If I wish to be remembered, I must do as the Earps do. I must be brave, and unimaginative, and die in a foolish way, over nothing.

“Why do I smell a dead cat on the line?” Brocius asked. “Freddie, why do I see you at the bottom of all my troubles?”

“Be joyful, Bill,” Freddie said. “You’ve been found innocent of murder and you have your bond money back-at least for the next hour or two.” He dealt a card faceup to Ringo. “Possible straight,” he observed.

John Ringo contemplated this eventuality without joy. “These words hereafter thy tormentors be,” he said, and poured himself another shot of whiskey from the bottle by his elbow.

“I have been solving your problems, not adding to them,” Freddie told Brocius. “I have solved your Wyatt Earp problem. And thanks to me, Doc Holliday has left town.”

Brocius looked at him sharply. “What did you have to do with that?”

“That’s between me and Holliday. Pair of queens bets.”

Looking suspiciously at Freddie, Brocius pushed a gold double eagle onto the table. Freddie promptly raised by another double eagle. Ringo folded.
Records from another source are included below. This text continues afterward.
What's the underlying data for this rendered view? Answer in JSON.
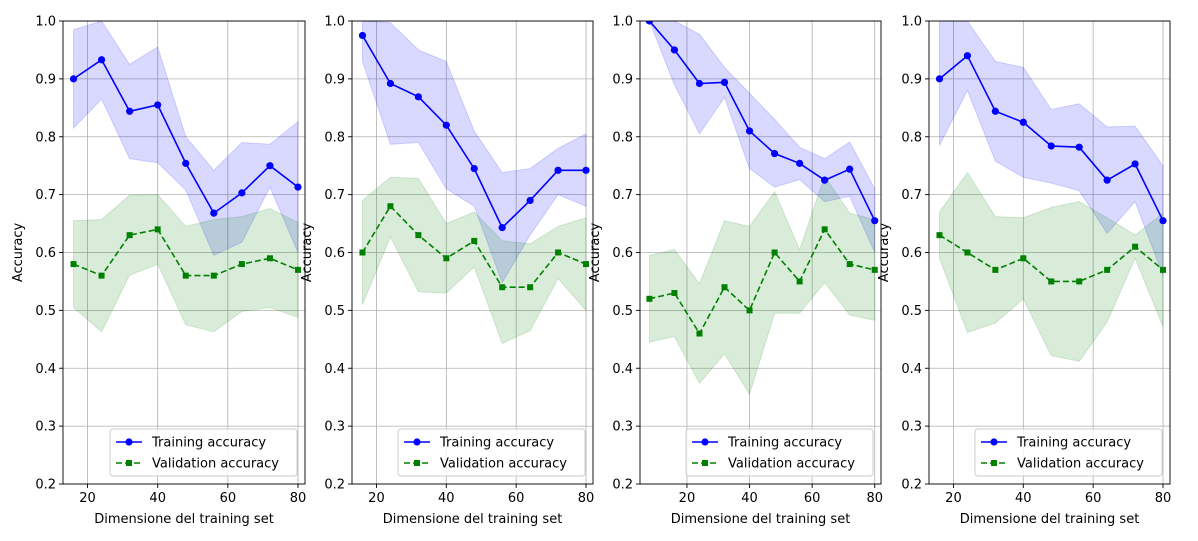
{
  "colors": {
    "training": "#0000ff",
    "validation": "#008000",
    "training_band": "#0000ff",
    "validation_band": "#008000",
    "grid": "#b0b0b0",
    "axis": "#000000"
  },
  "chart_data": [
    {
      "type": "line",
      "xlabel": "Dimensione del training set",
      "ylabel": "Accuracy",
      "xlim": [
        13,
        82
      ],
      "ylim": [
        0.2,
        1.0
      ],
      "xticks": [
        20,
        40,
        60,
        80
      ],
      "yticks": [
        0.2,
        0.3,
        0.4,
        0.5,
        0.6,
        0.7,
        0.8,
        0.9,
        1.0
      ],
      "grid": true,
      "legend_position": "lower right",
      "x": [
        16,
        24,
        32,
        40,
        48,
        56,
        64,
        72,
        80
      ],
      "series": [
        {
          "name": "Training accuracy",
          "marker": "circle",
          "linestyle": "solid",
          "values": [
            0.9,
            0.933,
            0.844,
            0.855,
            0.754,
            0.668,
            0.703,
            0.75,
            0.713
          ],
          "lower": [
            0.815,
            0.865,
            0.762,
            0.755,
            0.708,
            0.595,
            0.618,
            0.713,
            0.6
          ],
          "upper": [
            0.985,
            1.0,
            0.925,
            0.955,
            0.8,
            0.742,
            0.79,
            0.787,
            0.826
          ]
        },
        {
          "name": "Validation accuracy",
          "marker": "square",
          "linestyle": "dashed",
          "values": [
            0.58,
            0.56,
            0.63,
            0.64,
            0.56,
            0.56,
            0.58,
            0.59,
            0.57
          ],
          "lower": [
            0.505,
            0.463,
            0.561,
            0.58,
            0.475,
            0.463,
            0.498,
            0.505,
            0.488
          ],
          "upper": [
            0.655,
            0.657,
            0.699,
            0.7,
            0.645,
            0.657,
            0.662,
            0.676,
            0.652
          ]
        }
      ]
    },
    {
      "type": "line",
      "xlabel": "Dimensione del training set",
      "ylabel": "Accuracy",
      "xlim": [
        13,
        82
      ],
      "ylim": [
        0.2,
        1.0
      ],
      "xticks": [
        20,
        40,
        60,
        80
      ],
      "yticks": [
        0.2,
        0.3,
        0.4,
        0.5,
        0.6,
        0.7,
        0.8,
        0.9,
        1.0
      ],
      "grid": true,
      "legend_position": "lower right",
      "x": [
        16,
        24,
        32,
        40,
        48,
        56,
        64,
        72,
        80
      ],
      "series": [
        {
          "name": "Training accuracy",
          "marker": "circle",
          "linestyle": "solid",
          "values": [
            0.975,
            0.892,
            0.869,
            0.82,
            0.745,
            0.643,
            0.69,
            0.742,
            0.742
          ],
          "lower": [
            0.93,
            0.787,
            0.79,
            0.71,
            0.68,
            0.548,
            0.63,
            0.7,
            0.68
          ],
          "upper": [
            1.0,
            0.997,
            0.95,
            0.93,
            0.81,
            0.738,
            0.745,
            0.78,
            0.805
          ]
        },
        {
          "name": "Validation accuracy",
          "marker": "square",
          "linestyle": "dashed",
          "values": [
            0.6,
            0.68,
            0.63,
            0.59,
            0.62,
            0.54,
            0.54,
            0.6,
            0.58
          ],
          "lower": [
            0.51,
            0.627,
            0.532,
            0.53,
            0.575,
            0.443,
            0.465,
            0.555,
            0.5
          ],
          "upper": [
            0.69,
            0.73,
            0.728,
            0.65,
            0.67,
            0.62,
            0.615,
            0.645,
            0.66
          ]
        }
      ]
    },
    {
      "type": "line",
      "xlabel": "Dimensione del training set",
      "ylabel": "Accuracy",
      "xlim": [
        5,
        82
      ],
      "ylim": [
        0.2,
        1.0
      ],
      "xticks": [
        20,
        40,
        60,
        80
      ],
      "yticks": [
        0.2,
        0.3,
        0.4,
        0.5,
        0.6,
        0.7,
        0.8,
        0.9,
        1.0
      ],
      "grid": true,
      "legend_position": "lower right",
      "x": [
        8,
        16,
        24,
        32,
        40,
        48,
        56,
        64,
        72,
        80
      ],
      "series": [
        {
          "name": "Training accuracy",
          "marker": "circle",
          "linestyle": "solid",
          "values": [
            1.0,
            0.95,
            0.892,
            0.894,
            0.81,
            0.771,
            0.754,
            0.725,
            0.744,
            0.655
          ],
          "lower": [
            1.0,
            0.89,
            0.805,
            0.868,
            0.745,
            0.713,
            0.726,
            0.688,
            0.697,
            0.6
          ],
          "upper": [
            1.0,
            1.0,
            0.977,
            0.92,
            0.875,
            0.83,
            0.782,
            0.762,
            0.791,
            0.71
          ]
        },
        {
          "name": "Validation accuracy",
          "marker": "square",
          "linestyle": "dashed",
          "values": [
            0.52,
            0.53,
            0.46,
            0.54,
            0.5,
            0.6,
            0.55,
            0.64,
            0.58,
            0.57
          ],
          "lower": [
            0.445,
            0.455,
            0.374,
            0.425,
            0.355,
            0.495,
            0.495,
            0.548,
            0.492,
            0.483
          ],
          "upper": [
            0.595,
            0.605,
            0.546,
            0.655,
            0.645,
            0.705,
            0.605,
            0.732,
            0.668,
            0.657
          ]
        }
      ]
    },
    {
      "type": "line",
      "xlabel": "Dimensione del training set",
      "ylabel": "Accuracy",
      "xlim": [
        13,
        82
      ],
      "ylim": [
        0.2,
        1.0
      ],
      "xticks": [
        20,
        40,
        60,
        80
      ],
      "yticks": [
        0.2,
        0.3,
        0.4,
        0.5,
        0.6,
        0.7,
        0.8,
        0.9,
        1.0
      ],
      "grid": true,
      "legend_position": "lower right",
      "x": [
        16,
        24,
        32,
        40,
        48,
        56,
        64,
        72,
        80
      ],
      "series": [
        {
          "name": "Training accuracy",
          "marker": "circle",
          "linestyle": "solid",
          "values": [
            0.9,
            0.94,
            0.844,
            0.825,
            0.784,
            0.782,
            0.725,
            0.753,
            0.655
          ],
          "lower": [
            0.785,
            0.88,
            0.758,
            0.73,
            0.72,
            0.707,
            0.633,
            0.688,
            0.56
          ],
          "upper": [
            1.0,
            1.0,
            0.93,
            0.92,
            0.847,
            0.857,
            0.817,
            0.818,
            0.75
          ]
        },
        {
          "name": "Validation accuracy",
          "marker": "square",
          "linestyle": "dashed",
          "values": [
            0.63,
            0.6,
            0.57,
            0.59,
            0.55,
            0.55,
            0.57,
            0.61,
            0.57
          ],
          "lower": [
            0.59,
            0.462,
            0.478,
            0.52,
            0.422,
            0.412,
            0.48,
            0.59,
            0.472
          ],
          "upper": [
            0.67,
            0.738,
            0.662,
            0.66,
            0.678,
            0.688,
            0.66,
            0.63,
            0.668
          ]
        }
      ]
    }
  ]
}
Brocius sighed, lazy eyelids drooping.

“What’s the next problem you’re going to solve?” Brocius asked.

“Other than this hand? It’s up to you. After this last killing, your Mr. Fellehy the Laundryman will never be appointed sheriff in Behan’s place. They’ll want a tough lawman who will work with Virgil Earp to clean up Cochise County. Are you going to call, Bill?”